Laurent Mauvignier nous embarque dans un terrifiant et foisonnant "Voyage autour du monde". le tsunami qui frappa le Japon en mars 2011 est aussi bien le point de départ que la destination finale du roman. C'est aussi le fil directeur de toutes les histoires qui se succèdent sur 400 pages : les personnages apprennent la tragédie qui vient de se produire en écoutant la télévision ou la radio. Mauvignier nous entraîne aux quatre coins du globe, en partance pour un long voyage qui fera se succéder 14 micro-histoires, comme autant d'escales. Elles n'ont aucun rapport entre elles, si ce n'est qu'elles mettent en scène des gens qui voyagent, que ce soit pour le travail ou pour le plaisir.

Au tsunami originel s'ajoutent d'autres drames. Simultanément a lieu une explosion kamikaze à Tel-Aviv, en même temps que se télescope dans la tête de Luli le souvenir d'une catastrophe plus ancienne, celui de l'extermination des juifs par les nazis. Ces trois événements convergent comme les trois plaques tectoniques qui ont déclenché le tsunami. le chaos n'est pas seulement extérieur. Quelque chose craque dans le monde et en même temps dans la vie des personnages, si bien que Luli "ne comprend pas ce qui la sidère le plus de sa journée vécue ou de ce qu'elle voit à la télévision, ou les deux, la conjonction des deux". Mauvignier donne à voir par bribes la violence à laquelle les hommes sont confrontés. Il met en avant leur petitesse et leur impuissance face aux forces de la nature, au risque des attentats, face à leurs semblables ou à eux-mêmes. Chaque histoire submerge le lecteur comme une gigantesque vague qui le heurte de plein fouet.
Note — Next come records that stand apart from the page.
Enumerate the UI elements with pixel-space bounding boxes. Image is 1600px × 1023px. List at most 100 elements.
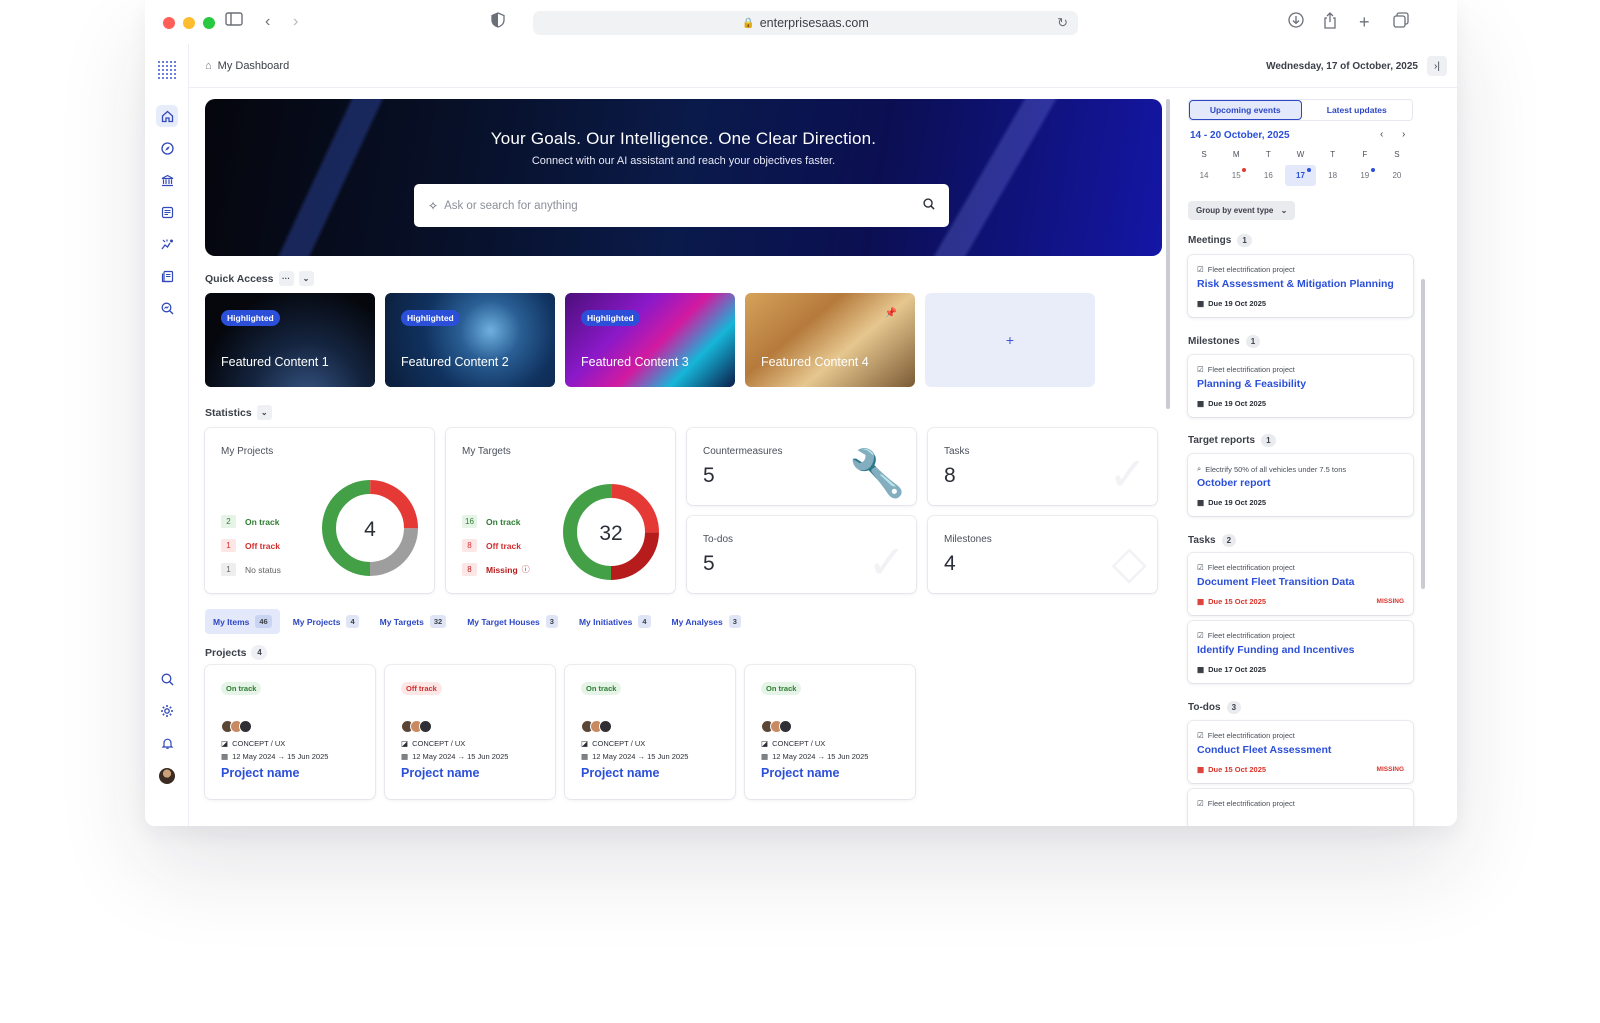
event-card[interactable]: ☑ Fleet electrification project Document … bbox=[1188, 553, 1413, 615]
event-title-link[interactable]: Identify Funding and Incentives bbox=[1197, 644, 1407, 656]
address-bar[interactable]: 🔒 enterprisesaas.com ↻ bbox=[533, 11, 1078, 35]
milestones-tile[interactable]: Milestones 4 ◇ bbox=[928, 516, 1157, 593]
calendar-day[interactable]: 19 bbox=[1350, 165, 1380, 186]
event-title-link[interactable]: Document Fleet Transition Data bbox=[1197, 576, 1407, 588]
chevron-down-icon[interactable]: ⌄ bbox=[298, 271, 314, 286]
tab-my-targets[interactable]: My Targets 32 bbox=[372, 609, 455, 634]
category-icon: ◪ bbox=[761, 739, 769, 748]
search-submit-icon[interactable] bbox=[923, 198, 935, 213]
calendar-day[interactable]: 16 bbox=[1253, 165, 1283, 186]
quick-access-card-2[interactable]: Highlighted Featured Content 2 bbox=[385, 293, 555, 387]
tab-latest-updates[interactable]: Latest updates bbox=[1302, 100, 1413, 120]
my-targets-stat-card[interactable]: My Targets 16 On track 8 Off track 8 Mis… bbox=[446, 428, 675, 593]
close-window-button[interactable] bbox=[163, 17, 175, 29]
tabs-overview-icon[interactable] bbox=[1393, 12, 1409, 34]
tasks-tile[interactable]: Tasks 8 ✓ bbox=[928, 428, 1157, 505]
event-card[interactable]: ☑ Fleet electrification project Risk Asse… bbox=[1188, 255, 1413, 317]
chevron-down-icon[interactable]: ⌄ bbox=[256, 405, 272, 420]
calendar-day[interactable]: 20 bbox=[1382, 165, 1412, 186]
project-card[interactable]: On track ◪ CONCEPT / UX ▦ 12 May 2024 → 15… bbox=[205, 665, 375, 799]
main-content: Your Goals. Our Intelligence. One Clear … bbox=[189, 89, 1164, 826]
user-avatar[interactable] bbox=[159, 768, 175, 784]
browser-chrome: ‹ › 🔒 enterprisesaas.com ↻ + bbox=[145, 0, 1457, 44]
checklist-icon[interactable] bbox=[156, 201, 178, 223]
settings-gear-icon[interactable] bbox=[156, 700, 178, 722]
tab-label: My Projects bbox=[292, 616, 341, 627]
minimize-window-button[interactable] bbox=[183, 17, 195, 29]
calendar-day-today[interactable]: 17 bbox=[1285, 165, 1316, 186]
group-by-dropdown[interactable]: Group by event type ⌄ bbox=[1188, 201, 1296, 220]
quick-access-card-1[interactable]: Highlighted Featured Content 1 bbox=[205, 293, 375, 387]
project-card[interactable]: Off track ◪ CONCEPT / UX ▦ 12 May 2024 → 1… bbox=[385, 665, 555, 799]
analytics-icon[interactable] bbox=[156, 233, 178, 255]
info-icon[interactable]: ⓘ bbox=[522, 564, 530, 575]
event-title-link[interactable]: Risk Assessment & Mitigation Planning bbox=[1197, 278, 1407, 290]
forward-icon[interactable]: › bbox=[293, 12, 298, 32]
tab-my-target-houses[interactable]: My Target Houses 3 bbox=[459, 609, 566, 634]
project-category: ◪ CONCEPT / UX bbox=[761, 739, 825, 748]
share-icon[interactable] bbox=[1323, 12, 1337, 35]
tab-my-items[interactable]: My Items 46 bbox=[205, 609, 280, 634]
download-icon[interactable] bbox=[1288, 12, 1304, 34]
home-icon[interactable] bbox=[156, 105, 178, 127]
event-project: ☑ Fleet electrification project bbox=[1197, 631, 1295, 640]
countermeasures-tile[interactable]: Countermeasures 5 🔧 bbox=[687, 428, 916, 505]
project-card[interactable]: On track ◪ CONCEPT / UX ▦ 12 May 2024 → 15… bbox=[745, 665, 915, 799]
pin-icon[interactable]: 📌 bbox=[885, 308, 897, 319]
calendar-day[interactable]: 15 bbox=[1221, 165, 1251, 186]
main-scrollbar[interactable] bbox=[1166, 99, 1170, 409]
tab-my-initiatives[interactable]: My Initiatives 4 bbox=[571, 609, 659, 634]
tab-my-analyses[interactable]: My Analyses 3 bbox=[664, 609, 749, 634]
add-quick-access-button[interactable]: + bbox=[925, 293, 1095, 387]
project-name-link[interactable]: Project name bbox=[761, 766, 840, 780]
reload-icon[interactable]: ↻ bbox=[1057, 15, 1068, 31]
ai-search-input[interactable] bbox=[444, 199, 923, 212]
week-range: 14 - 20 October, 2025 bbox=[1190, 130, 1290, 141]
stat-card-title: My Targets bbox=[462, 446, 511, 457]
previous-week-icon[interactable]: ‹ bbox=[1380, 129, 1383, 140]
event-title-link[interactable]: Planning & Feasibility bbox=[1197, 378, 1407, 390]
new-tab-icon[interactable]: + bbox=[1359, 12, 1370, 32]
calendar-day[interactable]: 18 bbox=[1318, 165, 1348, 186]
event-card[interactable]: ☑ Fleet electrification project Identify … bbox=[1188, 621, 1413, 683]
wrench-icon: 🔧 bbox=[848, 447, 906, 499]
event-card[interactable]: ⌕ Electrify 50% of all vehicles under 7.5… bbox=[1188, 454, 1413, 516]
to-dos-tile[interactable]: To-dos 5 ✓ bbox=[687, 516, 916, 593]
project-name-link[interactable]: Project name bbox=[221, 766, 300, 780]
my-projects-stat-card[interactable]: My Projects 2 On track 1 Off track 1 No … bbox=[205, 428, 434, 593]
library-icon[interactable] bbox=[156, 265, 178, 287]
back-icon[interactable]: ‹ bbox=[265, 12, 270, 32]
ai-search-box[interactable]: ✧ bbox=[414, 184, 949, 227]
side-panel-scrollbar[interactable] bbox=[1421, 279, 1425, 589]
compass-icon[interactable] bbox=[156, 137, 178, 159]
project-name-link[interactable]: Project name bbox=[581, 766, 660, 780]
tab-upcoming-events[interactable]: Upcoming events bbox=[1189, 100, 1302, 120]
project-card[interactable]: On track ◪ CONCEPT / UX ▦ 12 May 2024 → 15… bbox=[565, 665, 735, 799]
app-logo-icon[interactable] bbox=[158, 61, 176, 79]
event-title-link[interactable]: Conduct Fleet Assessment bbox=[1197, 744, 1407, 756]
institution-icon[interactable] bbox=[156, 169, 178, 191]
event-card[interactable]: ☑ Fleet electrification project Planning … bbox=[1188, 355, 1413, 417]
project-name-link[interactable]: Project name bbox=[401, 766, 480, 780]
event-title-link[interactable]: October report bbox=[1197, 477, 1407, 489]
search-insights-icon[interactable] bbox=[156, 297, 178, 319]
notification-bell-icon[interactable] bbox=[156, 732, 178, 754]
collapse-panel-button[interactable]: ›| bbox=[1427, 56, 1447, 76]
breadcrumb[interactable]: ⌂ My Dashboard bbox=[205, 60, 289, 72]
sidebar-toggle-icon[interactable] bbox=[225, 12, 243, 32]
maximize-window-button[interactable] bbox=[203, 17, 215, 29]
next-week-icon[interactable]: › bbox=[1402, 129, 1405, 140]
event-card[interactable]: ☑ Fleet electrification project Conduct F… bbox=[1188, 721, 1413, 783]
quick-access-card-3[interactable]: Highlighted Featured Content 3 bbox=[565, 293, 735, 387]
category-text: CONCEPT / UX bbox=[592, 739, 646, 748]
quick-access-card-4[interactable]: 📌 Featured Content 4 bbox=[745, 293, 915, 387]
search-icon[interactable] bbox=[156, 668, 178, 690]
quick-access-more-button[interactable]: ··· bbox=[278, 271, 294, 286]
dates-text: 12 May 2024 → 15 Jun 2025 bbox=[232, 752, 329, 761]
tab-my-projects[interactable]: My Projects 4 bbox=[285, 609, 367, 634]
calendar-day[interactable]: 14 bbox=[1189, 165, 1219, 186]
calendar-icon: ▦ bbox=[1197, 665, 1205, 674]
privacy-shield-icon[interactable] bbox=[491, 12, 505, 34]
event-card[interactable]: ☑ Fleet electrification project bbox=[1188, 789, 1413, 826]
tile-value: 8 bbox=[944, 464, 956, 487]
On ne ressort pas indemne d'une telle lecture.

Mauvignier nous invite à plonger dans "ce grand corps grouillant qu'est le monde globalisé", un monde où tout circule à toute vitesse : les personnes, les services, les techniques, l'information. Mais la surmédiatisation du tsunami ne rencontre parfois que l'indifférence. Luli laisse ainsi défiler les images du journal télévisé sans y prêter attention. Les touristes se croisent "dans ce monde où tout un chacun semble être un voyageur permanent", sans se connaître. Syafiq, ingénieur, "travaille à ce que les réseaux s'interconnectent, qu'ils se fluidifient, se rencontrent, échangent plus vite encore sur des autoroutes et des ponts qui abolissent les distances". L'impression de flux continu est accentuée par la structure du roman. Les 14 histoires s'enchaînent sans pause, sans chapitrage, au moyen de transitions évoquant le procédé cinématographique du fondu-enchaîné : les récits se superposent et l'on passe d'un personnage à l'autre, d'une situation à l'autre, sans frontière. Mauvignier a l'art de nous immerger rapidement dans une nouvelle intrigue. Quelques mots suffisent à créer une nouvelle ambiance, à nous donner accès à l'intériorité d'un nouveau personnage. Les phrases se font tantôt brèves, tantôt amples, au rythme des situations et du caractère des personnages. Cette suite ininterrompue d'enchaînements est rendue infinie par la construction narrative circulaire, la fin nous faisant revenir au point de départ, au tsunami. Ainsi rien ne se termine, tout continue.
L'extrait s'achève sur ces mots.